Christopher J. Raxworthy's research focuses on Old World reptile and amphibian systematics and biogeography, especially the study of family relationships among species of chameleons. His work has provided new information on the historical process of reptile species formation in Madagascar and has helped policymakers set priorities for conservation planning. When he began his research there in 1985 as a leader of a student expedition, only about 370 species of Malagasy reptiles and amphibians had been identified. Since then Dr. Raxworthy in collaboration with others has found (and is now describing) more than 150 new species and has added a wealth of information to the published literature on known species. The chameleon systematics project includes field surveys in remote, mountainous areas of northern Madagascar, many of which have never been previously explored or surveyed.

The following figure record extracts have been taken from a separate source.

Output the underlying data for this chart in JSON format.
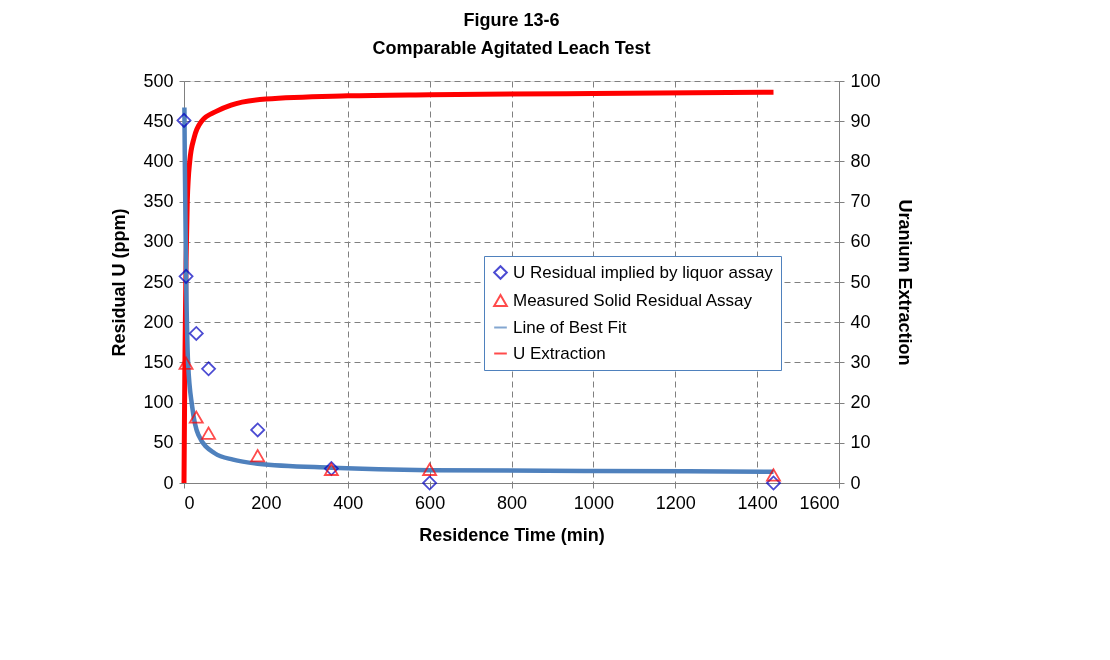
{
  "chart_data": {
    "type": "scatter",
    "title": "Figure 13-6",
    "subtitle": "Comparable Agitated Leach Test",
    "xlabel": "Residence Time (min)",
    "ylabel": "Residual U (ppm)",
    "y2label": "Uranium Extraction",
    "xlim": [
      0,
      1600
    ],
    "xticks": [
      0,
      200,
      400,
      600,
      800,
      1000,
      1200,
      1400,
      1600
    ],
    "ylim": [
      0,
      500
    ],
    "yticks": [
      0,
      50,
      100,
      150,
      200,
      250,
      300,
      350,
      400,
      450,
      500
    ],
    "y2lim": [
      0,
      100
    ],
    "y2ticks": [
      0,
      10,
      20,
      30,
      40,
      50,
      60,
      70,
      80,
      90,
      100
    ],
    "grid": true,
    "legend": "right",
    "series": [
      {
        "name": "U Residual implied by liquor assay",
        "marker": "diamond",
        "color": "#0000c0",
        "x": [
          0,
          5,
          30,
          60,
          180,
          360,
          600,
          1440
        ],
        "values": [
          451,
          257,
          186,
          142,
          66,
          18,
          0,
          0
        ]
      },
      {
        "name": "Measured Solid Residual Assay",
        "marker": "triangle",
        "color": "#ff0000",
        "x": [
          5,
          30,
          60,
          180,
          360,
          600,
          1440
        ],
        "values": [
          149,
          82,
          62,
          34,
          17,
          17,
          10
        ]
      },
      {
        "name": "Line of Best Fit",
        "type": "line",
        "color": "#4f81bd",
        "x": [
          1,
          2,
          5,
          10,
          20,
          35,
          75,
          120,
          180,
          360,
          600,
          1000,
          1440
        ],
        "values": [
          467,
          400,
          265,
          149,
          95,
          60,
          37,
          29,
          24,
          19,
          16,
          15,
          14
        ]
      },
      {
        "name": "U Extraction",
        "type": "line",
        "axis": "y2",
        "color": "#ff0000",
        "x": [
          0,
          2,
          5,
          8,
          14,
          25,
          43,
          80,
          115,
          200,
          400,
          600,
          1000,
          1440
        ],
        "values": [
          0,
          28,
          55,
          70,
          80,
          86,
          90,
          92.5,
          94,
          95.5,
          96.3,
          96.6,
          96.9,
          97.2
        ]
      }
    ]
  }
}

Dr. Raxworthy also has conducted fieldwork in Ghana, Mali, Morocco, Senegal, Seychelles, Turkey, and Vietnam. Research based on Asian and African fieldwork is helping him search for historical links between frogs and reptiles from before Madagascar and India carried away their own parts of the Gondwanan supercontinent. His broader research interests include the applications of geographic information systems (GIS) for identifying the geographic distribution of reptile species, findings that are useful to setting conservation priorities. Dr. Raxworthy received a B.S. in zoology from the Royal Holloway and Bedford New College, University of London, England, in 1985 and a Ph.D. in biology from the Open University, Milton Keynes, England, in 1989. He joined the Museum as an associate curator in 2000. He is an adjunct research scientist at Columbia University, an adjunct research investigator at the University of Michigan, and an external lecturer at the University of Antananarivo, Madagascar.
Read an interview with Dr. Raxworthy.
Darrel R. Frost studies the evolutionary origin and diversification of reptiles and amphibians and examines issues related to the grounds of knowledge in evolutionary biology. Dr. Frost also studies the notion of species in systematic biology and evaluates ways to effectively combine molecular and morphological data. He maintains a comprehensive online taxonomic catalog of the world's living amphibians. Dr. Frost started to develop this project in 1980 and continuously updates this online reference to make it eminently useful to professional herpetologists. He has formulated a revised classification for the entire group of New World lizards called Iguania, comprising about 1,000 species in the Americas, Madagascar, Fiji, and Tonga. Dr. Frost received a B.S. in Ecology and Evolutionary Biology from the University of Arizona in 1972, an M.S. in Zoology from Louisiana State University in 1978, and a Ph.D. in Systematics and Ecology from the University of Kansas in 1988. He joined the American Museum of Natural History in 1990. He is an adjunct professor at Columbia University and an adjunct professor at the City University of New York.